I’m being unfair, of course. McLelland is merely a lackey. His job is to repackage and regurgitate. He has no time to do what proper journalists do – investigate, find things out, speak to real people, check facts. As the astute media blog SubScribe pointed out, on the same day that he “exposed” the state of Iraq’s cemeteries McLelland also wrote stories about the junior doctors’ strike, British special forces fighting Isis in Iraq, a policeman’s killer enjoying supervised outings from prison, methods of teaching children to read, the development of odourless garlic, a book by Lee Rigby’s mother serialised in the rival Mirror, and Michael Gove’s warning of an immigration free-for-all if Britain brexits. That’s some workload.

Last year James King published a damning insider’s account of working at Mail Online for the website Gawker. “I saw basic journalism standards and ethics casually and routinely ignored. I saw other publications’ work lifted wholesale. I watched editors...publish information they knew to be inaccurate,” he wrote. “The Mail’s editorial model depends on little more than dishonesty, theft of copyrighted material, and sensationalism so absurd that it crosses into fabrication.”

Mail Online strenuously denied the charges, but there is plenty of evidence to support them. In 2014, for example, it was famously forced to apologise to George Clooney for publishing what the actor described as a bogus, baseless and “premeditated lie” about his future mother-in-law opposing his marriage to Amal Alamuddin.

That same year it had to pay a “sizeable amount” to a freelance journalist named Jonathan Krohn for stealing his exclusive account in the Sunday Telegraph of being besieged with the Yazidis on northern Iraq’s Mount Sinjar by Islamic State fighters.

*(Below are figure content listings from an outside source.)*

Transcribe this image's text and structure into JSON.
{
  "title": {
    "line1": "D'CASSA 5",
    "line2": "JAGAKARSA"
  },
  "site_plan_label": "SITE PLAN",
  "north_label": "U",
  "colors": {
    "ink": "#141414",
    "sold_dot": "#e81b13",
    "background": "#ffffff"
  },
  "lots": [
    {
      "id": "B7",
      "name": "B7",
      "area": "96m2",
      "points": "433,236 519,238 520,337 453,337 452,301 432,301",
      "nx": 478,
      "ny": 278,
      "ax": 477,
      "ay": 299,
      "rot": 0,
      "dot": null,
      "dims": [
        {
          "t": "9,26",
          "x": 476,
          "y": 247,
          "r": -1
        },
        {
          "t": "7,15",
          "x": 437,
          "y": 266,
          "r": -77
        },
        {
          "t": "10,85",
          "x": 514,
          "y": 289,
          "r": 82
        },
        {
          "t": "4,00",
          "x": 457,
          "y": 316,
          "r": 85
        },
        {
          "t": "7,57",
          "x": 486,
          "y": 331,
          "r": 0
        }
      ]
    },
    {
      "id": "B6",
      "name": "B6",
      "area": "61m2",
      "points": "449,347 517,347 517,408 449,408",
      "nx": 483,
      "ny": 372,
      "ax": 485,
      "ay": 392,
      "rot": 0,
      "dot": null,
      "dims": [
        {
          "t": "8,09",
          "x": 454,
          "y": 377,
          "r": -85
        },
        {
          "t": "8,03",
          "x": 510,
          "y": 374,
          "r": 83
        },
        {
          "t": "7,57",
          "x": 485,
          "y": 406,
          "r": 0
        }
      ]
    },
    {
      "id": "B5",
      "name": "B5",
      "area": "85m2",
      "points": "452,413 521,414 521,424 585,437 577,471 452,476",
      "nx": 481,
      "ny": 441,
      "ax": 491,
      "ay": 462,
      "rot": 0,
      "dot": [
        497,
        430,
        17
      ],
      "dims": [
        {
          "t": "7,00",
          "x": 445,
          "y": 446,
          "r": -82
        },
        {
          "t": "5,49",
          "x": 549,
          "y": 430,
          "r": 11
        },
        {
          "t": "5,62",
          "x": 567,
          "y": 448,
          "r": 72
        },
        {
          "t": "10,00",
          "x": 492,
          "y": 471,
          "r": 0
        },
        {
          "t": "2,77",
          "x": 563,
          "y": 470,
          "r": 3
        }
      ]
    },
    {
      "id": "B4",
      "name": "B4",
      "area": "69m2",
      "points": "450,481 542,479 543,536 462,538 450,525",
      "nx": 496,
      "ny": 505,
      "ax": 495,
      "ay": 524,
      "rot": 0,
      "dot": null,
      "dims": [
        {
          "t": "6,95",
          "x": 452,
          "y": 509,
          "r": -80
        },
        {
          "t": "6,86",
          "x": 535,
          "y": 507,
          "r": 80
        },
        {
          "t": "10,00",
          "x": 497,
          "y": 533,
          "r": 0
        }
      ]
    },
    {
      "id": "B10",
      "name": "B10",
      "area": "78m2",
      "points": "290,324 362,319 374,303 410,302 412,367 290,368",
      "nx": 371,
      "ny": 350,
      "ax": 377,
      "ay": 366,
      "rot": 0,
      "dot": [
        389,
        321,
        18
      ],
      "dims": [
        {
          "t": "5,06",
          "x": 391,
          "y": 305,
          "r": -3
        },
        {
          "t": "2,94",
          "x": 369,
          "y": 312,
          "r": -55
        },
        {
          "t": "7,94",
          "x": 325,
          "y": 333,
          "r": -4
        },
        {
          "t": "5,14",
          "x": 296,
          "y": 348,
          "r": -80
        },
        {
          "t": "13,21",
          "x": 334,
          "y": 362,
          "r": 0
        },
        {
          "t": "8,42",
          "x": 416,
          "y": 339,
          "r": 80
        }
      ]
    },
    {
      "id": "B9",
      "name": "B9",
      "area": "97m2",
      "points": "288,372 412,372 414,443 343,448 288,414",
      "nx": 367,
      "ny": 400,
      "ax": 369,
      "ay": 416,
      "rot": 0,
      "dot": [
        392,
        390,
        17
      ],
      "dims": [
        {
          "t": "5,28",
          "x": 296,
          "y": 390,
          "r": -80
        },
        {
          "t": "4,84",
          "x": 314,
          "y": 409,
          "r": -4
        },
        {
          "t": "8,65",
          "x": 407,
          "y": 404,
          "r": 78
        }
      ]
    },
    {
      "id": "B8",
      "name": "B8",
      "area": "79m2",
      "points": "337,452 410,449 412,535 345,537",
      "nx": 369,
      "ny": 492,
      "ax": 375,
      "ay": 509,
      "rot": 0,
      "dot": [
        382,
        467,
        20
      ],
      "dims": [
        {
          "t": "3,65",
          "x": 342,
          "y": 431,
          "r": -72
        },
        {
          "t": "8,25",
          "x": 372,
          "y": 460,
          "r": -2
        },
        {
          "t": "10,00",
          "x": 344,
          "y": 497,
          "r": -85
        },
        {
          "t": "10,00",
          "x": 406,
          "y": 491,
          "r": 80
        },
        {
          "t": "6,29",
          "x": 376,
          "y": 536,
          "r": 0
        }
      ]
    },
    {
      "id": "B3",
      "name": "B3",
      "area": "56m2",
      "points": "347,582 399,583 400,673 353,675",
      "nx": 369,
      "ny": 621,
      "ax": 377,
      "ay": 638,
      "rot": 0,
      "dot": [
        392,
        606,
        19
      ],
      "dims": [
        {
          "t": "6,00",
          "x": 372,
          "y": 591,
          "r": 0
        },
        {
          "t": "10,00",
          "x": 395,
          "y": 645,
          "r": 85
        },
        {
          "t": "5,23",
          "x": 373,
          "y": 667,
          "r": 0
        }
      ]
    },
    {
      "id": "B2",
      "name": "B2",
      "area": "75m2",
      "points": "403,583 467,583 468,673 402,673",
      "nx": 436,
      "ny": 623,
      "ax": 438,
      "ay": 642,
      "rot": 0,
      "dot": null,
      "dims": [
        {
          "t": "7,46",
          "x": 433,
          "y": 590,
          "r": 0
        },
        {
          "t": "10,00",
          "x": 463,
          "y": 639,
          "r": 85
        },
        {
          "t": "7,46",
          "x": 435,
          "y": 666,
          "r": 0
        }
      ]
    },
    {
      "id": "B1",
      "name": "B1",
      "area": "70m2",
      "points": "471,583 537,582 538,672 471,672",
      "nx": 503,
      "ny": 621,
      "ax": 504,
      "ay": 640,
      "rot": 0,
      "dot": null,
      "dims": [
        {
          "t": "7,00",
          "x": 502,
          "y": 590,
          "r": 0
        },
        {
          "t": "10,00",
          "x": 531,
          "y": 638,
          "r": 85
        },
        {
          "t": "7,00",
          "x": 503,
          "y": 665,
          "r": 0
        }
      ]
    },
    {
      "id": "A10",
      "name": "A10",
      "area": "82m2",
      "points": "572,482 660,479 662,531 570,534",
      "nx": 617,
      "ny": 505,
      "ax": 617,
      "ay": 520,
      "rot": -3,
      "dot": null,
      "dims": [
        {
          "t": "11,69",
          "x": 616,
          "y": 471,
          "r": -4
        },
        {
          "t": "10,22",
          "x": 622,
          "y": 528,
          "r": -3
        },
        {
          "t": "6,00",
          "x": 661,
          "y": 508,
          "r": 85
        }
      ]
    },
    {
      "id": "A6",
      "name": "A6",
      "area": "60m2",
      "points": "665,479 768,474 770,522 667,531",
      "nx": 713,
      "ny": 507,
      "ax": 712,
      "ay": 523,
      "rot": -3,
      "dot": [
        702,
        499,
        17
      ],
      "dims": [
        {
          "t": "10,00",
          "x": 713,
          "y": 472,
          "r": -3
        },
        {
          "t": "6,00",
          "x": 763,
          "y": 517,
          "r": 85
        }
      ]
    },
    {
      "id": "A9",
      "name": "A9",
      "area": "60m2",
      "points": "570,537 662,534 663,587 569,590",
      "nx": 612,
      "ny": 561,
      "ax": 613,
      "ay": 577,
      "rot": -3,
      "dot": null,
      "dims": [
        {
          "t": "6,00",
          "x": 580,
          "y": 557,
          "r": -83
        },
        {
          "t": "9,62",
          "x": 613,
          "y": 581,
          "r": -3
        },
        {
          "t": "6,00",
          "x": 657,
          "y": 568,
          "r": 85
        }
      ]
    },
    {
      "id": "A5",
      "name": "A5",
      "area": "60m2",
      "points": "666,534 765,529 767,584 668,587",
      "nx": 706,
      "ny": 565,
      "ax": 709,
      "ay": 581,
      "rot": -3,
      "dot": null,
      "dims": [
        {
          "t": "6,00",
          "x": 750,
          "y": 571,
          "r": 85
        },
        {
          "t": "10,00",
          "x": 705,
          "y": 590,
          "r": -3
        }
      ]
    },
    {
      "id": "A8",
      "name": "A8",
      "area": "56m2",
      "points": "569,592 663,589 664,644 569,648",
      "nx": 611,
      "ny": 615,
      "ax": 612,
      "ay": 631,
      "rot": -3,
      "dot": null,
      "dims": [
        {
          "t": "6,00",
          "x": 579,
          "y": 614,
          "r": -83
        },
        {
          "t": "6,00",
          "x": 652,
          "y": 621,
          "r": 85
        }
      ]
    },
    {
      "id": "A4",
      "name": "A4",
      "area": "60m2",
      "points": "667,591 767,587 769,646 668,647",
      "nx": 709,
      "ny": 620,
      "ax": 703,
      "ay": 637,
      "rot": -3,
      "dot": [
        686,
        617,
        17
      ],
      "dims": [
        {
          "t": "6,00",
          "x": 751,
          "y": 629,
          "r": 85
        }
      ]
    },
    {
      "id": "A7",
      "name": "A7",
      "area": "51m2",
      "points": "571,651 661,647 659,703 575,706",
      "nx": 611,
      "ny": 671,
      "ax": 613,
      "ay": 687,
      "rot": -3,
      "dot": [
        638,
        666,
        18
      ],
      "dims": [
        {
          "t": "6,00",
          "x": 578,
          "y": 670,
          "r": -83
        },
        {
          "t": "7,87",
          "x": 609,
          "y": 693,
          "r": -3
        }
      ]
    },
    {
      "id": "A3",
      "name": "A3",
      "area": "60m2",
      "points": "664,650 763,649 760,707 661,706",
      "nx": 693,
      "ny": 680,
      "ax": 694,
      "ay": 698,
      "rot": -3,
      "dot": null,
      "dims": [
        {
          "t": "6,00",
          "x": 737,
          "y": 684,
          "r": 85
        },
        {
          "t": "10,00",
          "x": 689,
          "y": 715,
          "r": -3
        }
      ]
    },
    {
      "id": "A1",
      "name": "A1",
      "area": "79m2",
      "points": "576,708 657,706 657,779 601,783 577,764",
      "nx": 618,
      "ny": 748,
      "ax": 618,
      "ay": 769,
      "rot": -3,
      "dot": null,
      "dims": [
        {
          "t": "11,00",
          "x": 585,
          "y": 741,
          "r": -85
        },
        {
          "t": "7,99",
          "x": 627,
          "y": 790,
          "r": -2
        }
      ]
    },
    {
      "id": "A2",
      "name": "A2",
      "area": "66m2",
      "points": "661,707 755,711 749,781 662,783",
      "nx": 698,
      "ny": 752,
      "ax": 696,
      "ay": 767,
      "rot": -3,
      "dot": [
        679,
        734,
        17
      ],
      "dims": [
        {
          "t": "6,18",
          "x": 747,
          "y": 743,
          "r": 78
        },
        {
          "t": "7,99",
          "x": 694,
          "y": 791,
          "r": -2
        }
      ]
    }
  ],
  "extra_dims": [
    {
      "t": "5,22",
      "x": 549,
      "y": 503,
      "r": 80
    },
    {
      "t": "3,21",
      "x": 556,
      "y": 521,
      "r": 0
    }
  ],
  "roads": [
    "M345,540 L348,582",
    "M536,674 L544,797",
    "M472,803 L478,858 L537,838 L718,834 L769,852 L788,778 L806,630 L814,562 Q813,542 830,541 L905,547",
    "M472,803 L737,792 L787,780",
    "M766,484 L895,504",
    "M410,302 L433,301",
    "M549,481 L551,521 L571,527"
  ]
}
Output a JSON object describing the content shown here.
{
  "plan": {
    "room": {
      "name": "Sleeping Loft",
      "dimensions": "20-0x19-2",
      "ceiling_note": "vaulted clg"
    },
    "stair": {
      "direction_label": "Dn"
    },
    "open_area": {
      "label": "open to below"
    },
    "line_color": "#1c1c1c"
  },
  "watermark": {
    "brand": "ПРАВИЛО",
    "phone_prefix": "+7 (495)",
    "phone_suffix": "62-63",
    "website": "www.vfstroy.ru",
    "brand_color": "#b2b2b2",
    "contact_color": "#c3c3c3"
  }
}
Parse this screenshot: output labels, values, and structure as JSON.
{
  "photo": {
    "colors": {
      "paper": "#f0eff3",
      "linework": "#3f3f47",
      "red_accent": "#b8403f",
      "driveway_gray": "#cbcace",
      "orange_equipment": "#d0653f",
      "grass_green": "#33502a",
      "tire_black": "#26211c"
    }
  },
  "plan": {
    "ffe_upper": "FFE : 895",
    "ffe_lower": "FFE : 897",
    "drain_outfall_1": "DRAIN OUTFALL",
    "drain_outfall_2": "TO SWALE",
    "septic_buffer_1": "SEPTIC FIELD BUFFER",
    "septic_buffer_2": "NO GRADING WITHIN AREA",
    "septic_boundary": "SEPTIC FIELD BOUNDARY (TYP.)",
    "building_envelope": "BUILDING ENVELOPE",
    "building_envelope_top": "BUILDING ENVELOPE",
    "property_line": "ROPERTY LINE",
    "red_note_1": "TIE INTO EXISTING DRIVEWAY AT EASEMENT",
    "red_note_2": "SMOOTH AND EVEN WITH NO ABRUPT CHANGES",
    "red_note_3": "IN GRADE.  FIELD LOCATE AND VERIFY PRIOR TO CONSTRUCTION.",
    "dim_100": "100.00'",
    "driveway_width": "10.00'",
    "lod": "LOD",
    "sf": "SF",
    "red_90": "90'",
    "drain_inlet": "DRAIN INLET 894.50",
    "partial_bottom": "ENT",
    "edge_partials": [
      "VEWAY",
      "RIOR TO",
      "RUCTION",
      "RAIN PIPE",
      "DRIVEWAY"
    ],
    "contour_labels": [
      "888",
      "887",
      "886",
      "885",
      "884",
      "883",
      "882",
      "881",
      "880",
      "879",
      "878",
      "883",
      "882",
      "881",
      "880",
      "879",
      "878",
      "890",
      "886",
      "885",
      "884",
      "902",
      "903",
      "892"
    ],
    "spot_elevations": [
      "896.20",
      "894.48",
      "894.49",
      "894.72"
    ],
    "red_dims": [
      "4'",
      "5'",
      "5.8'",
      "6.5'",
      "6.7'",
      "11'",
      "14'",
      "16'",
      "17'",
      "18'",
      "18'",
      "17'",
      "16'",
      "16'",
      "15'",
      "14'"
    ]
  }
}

It had to compensate another freelance, Ali Kefford, for ripping off her exclusive interview for the Mirror with Sarah West, the first female commander of a Navy warship.

Incensed by the theft of my own story, I emailed Martin Clarke, publisher of Mail Online, attaching an invoice for several hundred pounds. I heard nothing, so emailed McLelland to ask if he intended to pay me for using my work. Again I heard nothing, so I posted both emails on Facebook and Twitter.

I was astonished by the support I received, especially from my fellow journalists, some of them household names, including several victims of Mail Online themselves. They clearly loathed the website and the way it tarnishes and debases their profession. “Keep pestering and shaming them till you get a response,” one urged me. Take legal action, others exhorted me. “Could a groundswell from working journalists develop into a concerted effort to stop the theft?” SubScribe asked hopefully.

Then, as pressure from social media grew, Mail Online capitulated. Scott Langham, its deputy managing editor, emailed to say it would pay my invoice – but “with no admission of liability”. He even asked if it could keep the offending article up online, only with my byline instead of McLelland’s. I declined that generous offer and demanded its removal.

When I announced my little victory on Facebook some journalistic colleagues expressed disappointment, not satisfaction. They had hoped this would be a test case, they said. They wanted Mail Online’s brand of “journalism” exposed for what it is. “I was spoiling for a long war of attrition,” one well-known television correspondent lamented. Instead, they complained, a website widely seen as the model for future online journalism had simply bought off yet another of its victims.